Semut Madu Australia, "Gudang Madu Berjalan" yang Menyimpan Cadangan Makanan di Dalam Tubuhnya

Laila - Saturday, 06 June 2026 | 12:42 PM

Background
Semut Madu Australia, "Gudang Madu Berjalan" yang Menyimpan Cadangan Makanan di Dalam Tubuhnya

Semut Madu Australia, Gudang Madu Berjalan dari Gurun yang Menakjubkan

Alam selalu memiliki cara unik untuk membantu makhluk hidup bertahan di lingkungan yang ekstrem. Salah satu contohnya dapat ditemukan di gurun Australia melalui keberadaan semut madu (Camponotus inflatus), serangga yang sering dijuluki sebagai "gudang madu berjalan".

Semut ini memiliki sistem penyimpanan makanan yang sangat tidak biasa. Dalam koloninya terdapat sekelompok semut pekerja khusus yang dikenal sebagai repletes. Tugas mereka bukan mencari makan, melainkan menyimpan cadangan makanan untuk seluruh koloni.

Para repletes menerima nektar manis dan cairan kaya gula dari semut pekerja lainnya. Seiring waktu, perut mereka akan membesar hingga menyerupai buah anggur kecil yang menggantung di dalam sarang.

Karena tubuhnya yang membengkak, semut-semut ini hampir tidak bisa bergerak. Mereka biasanya menggantung di langit-langit sarang bawah tanah dan berfungsi sebagai "bank makanan hidup" bagi koloni.
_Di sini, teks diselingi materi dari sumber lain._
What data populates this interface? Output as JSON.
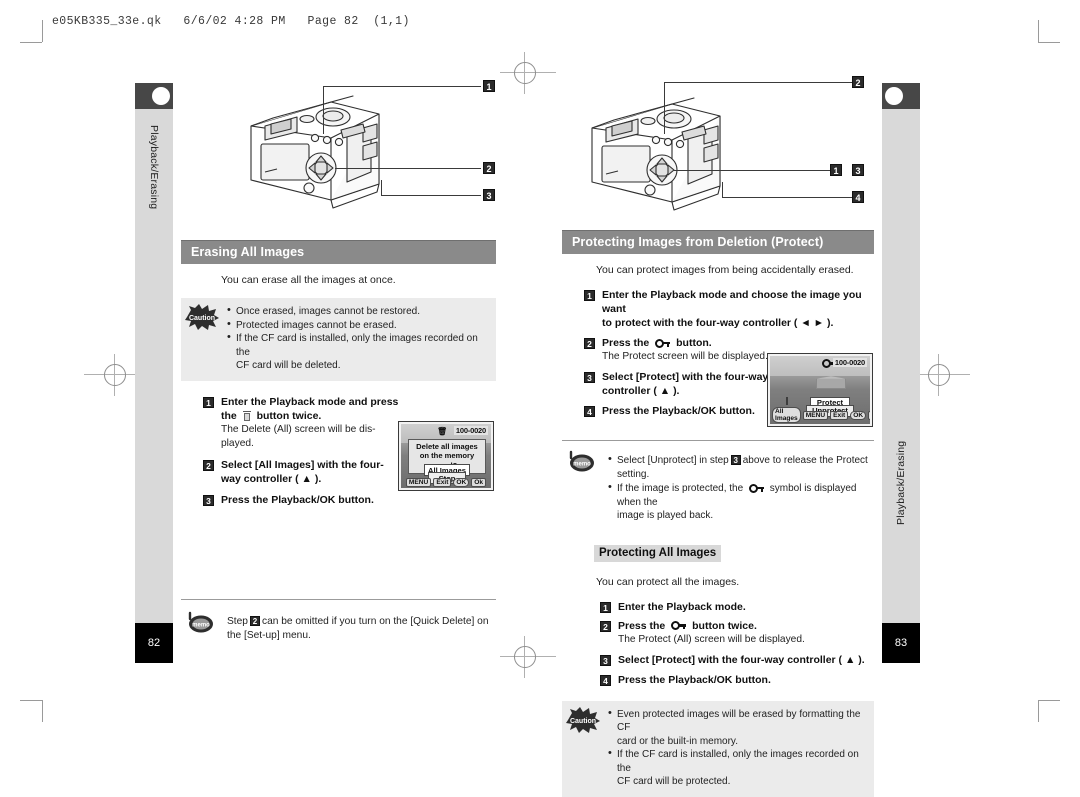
{
  "prepress": {
    "file_header": "e05KB335_33e.qk   6/6/02 4:28 PM   Page 82  (1,1)"
  },
  "left_page": {
    "tab_label": "Playback/Erasing",
    "page_number": "82",
    "figure": {
      "name": "camera-rear-illustration",
      "callouts": [
        "1",
        "2",
        "3"
      ]
    },
    "section_title": "Erasing All Images",
    "lead": "You can erase all the images at once.",
    "caution": {
      "icon_label": "Caution",
      "items": [
        "Once erased, images cannot be restored.",
        "Protected images cannot be erased.",
        "If the CF card is installed, only the images recorded on the",
        "CF card will be deleted."
      ]
    },
    "steps": [
      {
        "num": "1",
        "main_a": "Enter the Playback mode and press",
        "main_b": "the",
        "main_c": "button twice.",
        "sub": "The Delete (All) screen will be dis-played.",
        "sub_line1": "The Delete (All) screen will be dis-",
        "sub_line2": "played.",
        "icon": "trash-icon"
      },
      {
        "num": "2",
        "main_a": "Select [All Images] with the four-",
        "main_b": "way controller ( ▲ )."
      },
      {
        "num": "3",
        "main_a": "Press the Playback/OK button."
      }
    ],
    "memo": {
      "icon_label": "memo",
      "text_before": "Step",
      "step_ref": "2",
      "text_after": "can be omitted if you turn on the [Quick Delete] on the [Set-up] menu."
    },
    "lcd": {
      "file_number": "100-0020",
      "top_icon": "trash-icon",
      "dialog_line1": "Delete all images",
      "dialog_line2": "on the memory card?",
      "options": [
        "All Images",
        "Stop"
      ],
      "selected_option": "All Images",
      "bottom_bar": [
        "MENU",
        "Exit",
        "OK",
        "Ok"
      ]
    }
  },
  "right_page": {
    "tab_label": "Playback/Erasing",
    "page_number": "83",
    "figure": {
      "name": "camera-rear-illustration",
      "callouts": [
        "2",
        "1",
        "3",
        "4"
      ]
    },
    "section_title": "Protecting Images from Deletion (Protect)",
    "lead": "You can protect images from being accidentally erased.",
    "steps": [
      {
        "num": "1",
        "main_a": "Enter the Playback mode and choose the image you want",
        "main_b": "to protect with the four-way controller ( ◄ ► )."
      },
      {
        "num": "2",
        "main_a": "Press the",
        "main_c": "button.",
        "sub": "The Protect screen will be displayed.",
        "icon": "key-icon"
      },
      {
        "num": "3",
        "main_a": "Select [Protect] with the four-way",
        "main_b": "controller ( ▲ )."
      },
      {
        "num": "4",
        "main_a": "Press the Playback/OK button."
      }
    ],
    "memo": {
      "icon_label": "memo",
      "item1_before": "Select [Unprotect] in step",
      "item1_ref": "3",
      "item1_after": "above to release the Protect setting.",
      "item2_before": "If the image is protected, the",
      "item2_icon": "key-icon",
      "item2_after": "symbol is displayed when the",
      "item2_line2": "image is played back."
    },
    "subhead": "Protecting All Images",
    "sub_lead": "You can protect all the images.",
    "steps2": [
      {
        "num": "1",
        "main_a": "Enter the Playback mode."
      },
      {
        "num": "2",
        "main_a": "Press the",
        "main_c": "button twice.",
        "sub": "The Protect (All) screen will be displayed.",
        "icon": "key-icon"
      },
      {
        "num": "3",
        "main_a": "Select [Protect] with the four-way controller ( ▲ )."
      },
      {
        "num": "4",
        "main_a": "Press the Playback/OK button."
      }
    ],
    "caution": {
      "icon_label": "Caution",
      "items": [
        "Even protected images will be erased by formatting the CF",
        "card or the built-in memory.",
        "If the CF card is installed, only the images recorded on the",
        "CF card will be protected."
      ]
    },
    "lcd": {
      "file_number": "100-0020",
      "top_icon": "key-icon",
      "options": [
        "Protect",
        "Unprotect"
      ],
      "selected_option": "Protect",
      "bottom_bar": [
        "All Images",
        "MENU",
        "Exit",
        "OK",
        "Ok"
      ]
    }
  },
  "colors": {
    "section_bar": "#8a8a8a",
    "tab_bg": "#d9d9d9",
    "tab_cap": "#474747",
    "note_bg": "#ebebeb",
    "subhead_bg": "#d8d8d8",
    "pagenum_bg": "#000000"
  }
}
Saat sumber makanan di luar sarang sulit ditemukan, terutama selama musim kering atau masa paceklik, semut lain akan mengambil cadangan makanan yang tersimpan di dalam tubuh repletes. Dengan cara inilah koloni mampu bertahan hidup di lingkungan gurun yang keras dan minim sumber daya.



Keunikan semut madu tidak berhenti sampai di situ. Masyarakat Aborigin Australia telah lama memanfaatkan cairan manis yang tersimpan dalam tubuh semut ini sebagai sumber energi alami dan bagian dari pengobatan tradisional.
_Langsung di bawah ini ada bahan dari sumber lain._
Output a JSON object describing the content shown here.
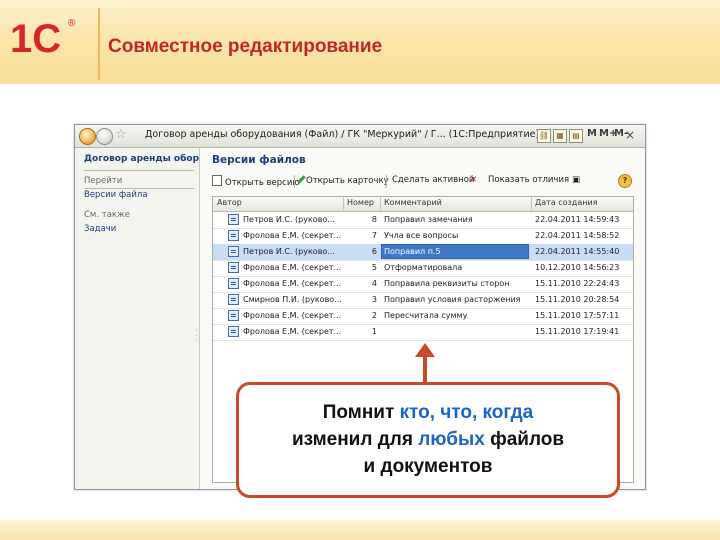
{
  "slide": {
    "title": "Совместное редактирование",
    "title_color": "#c0272d",
    "accent": "#c84a2a"
  },
  "logo": {
    "text": "1С",
    "reg_mark": "®"
  },
  "window": {
    "title": "Договор аренды оборудования (Файл) / ГК \"Меркурий\" / Г... (1С:Предприятие)",
    "toolbar_symbols": [
      "M",
      "M+",
      "M-"
    ],
    "close": "×",
    "sidebar": {
      "title": "Договор аренды обор...",
      "section_go": "Перейти",
      "items": [
        "Версии файла"
      ],
      "section_see_also": "См. также",
      "see_also_items": [
        "Задачи"
      ]
    },
    "content_title": "Версии файлов",
    "toolbar": {
      "open_version": "Открыть версию",
      "open_card": "Открыть карточку",
      "make_active": "Сделать активной",
      "show_diff": "Показать отличия",
      "help": "?"
    },
    "grid": {
      "columns": [
        "Автор",
        "Номер",
        "Комментарий",
        "Дата создания"
      ],
      "rows": [
        {
          "author": "Петров И.С. (руково...",
          "num": "8",
          "comment": "Поправил замечания",
          "date": "22.04.2011 14:59:43",
          "selected": false
        },
        {
          "author": "Фролова Е.М. (секрет...",
          "num": "7",
          "comment": "Учла все вопросы",
          "date": "22.04.2011 14:58:52",
          "selected": false
        },
        {
          "author": "Петров И.С. (руково...",
          "num": "6",
          "comment": "Поправил п.5",
          "date": "22.04.2011 14:55:40",
          "selected": true
        },
        {
          "author": "Фролова Е.М. (секрет...",
          "num": "5",
          "comment": "Отформатировала",
          "date": "10.12.2010 14:56:23",
          "selected": false
        },
        {
          "author": "Фролова Е.М. (секрет...",
          "num": "4",
          "comment": "Поправила реквизиты сторон",
          "date": "15.11.2010 22:24:43",
          "selected": false
        },
        {
          "author": "Смирнов П.И. (руково...",
          "num": "3",
          "comment": "Поправил условия расторжения",
          "date": "15.11.2010 20:28:54",
          "selected": false
        },
        {
          "author": "Фролова Е.М. (секрет...",
          "num": "2",
          "comment": "Пересчитала сумму",
          "date": "15.11.2010 17:57:11",
          "selected": false
        },
        {
          "author": "Фролова Е.М. (секрет...",
          "num": "1",
          "comment": "",
          "date": "15.11.2010 17:19:41",
          "selected": false
        }
      ]
    }
  },
  "callout": {
    "line1_plain": "Помнит ",
    "line1_highlight": "кто, что, когда",
    "line2_plain_a": "изменил для ",
    "line2_highlight": "любых",
    "line2_plain_b": " файлов",
    "line3": "и документов",
    "highlight_color": "#1a66c0"
  }
}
Menariknya, sejumlah penelitian modern menemukan bahwa madu yang disimpan oleh Camponotus inflatus memiliki aktivitas antimikroba yang cukup kuat. Beberapa studi menunjukkan kemampuannya dalam menghambat pertumbuhan bakteri tertentu, termasuk Staphylococcus aureus, serta beberapa jenis jamur.

Temuan tersebut menunjukkan bahwa adaptasi unik yang berkembang selama jutaan tahun di lingkungan gurun ternyata tidak hanya membantu semut bertahan hidup, tetapi juga menyimpan potensi manfaat yang menarik bagi ilmu pengetahuan.

Semut madu menjadi salah satu contoh luar biasa bagaimana evolusi menciptakan solusi cerdas bagi kehidupan. Di tengah gurun yang tampak tandus dan keras, serangga kecil ini berhasil membangun sistem penyimpanan makanan hidup yang sangat efisien dan menakjubkan.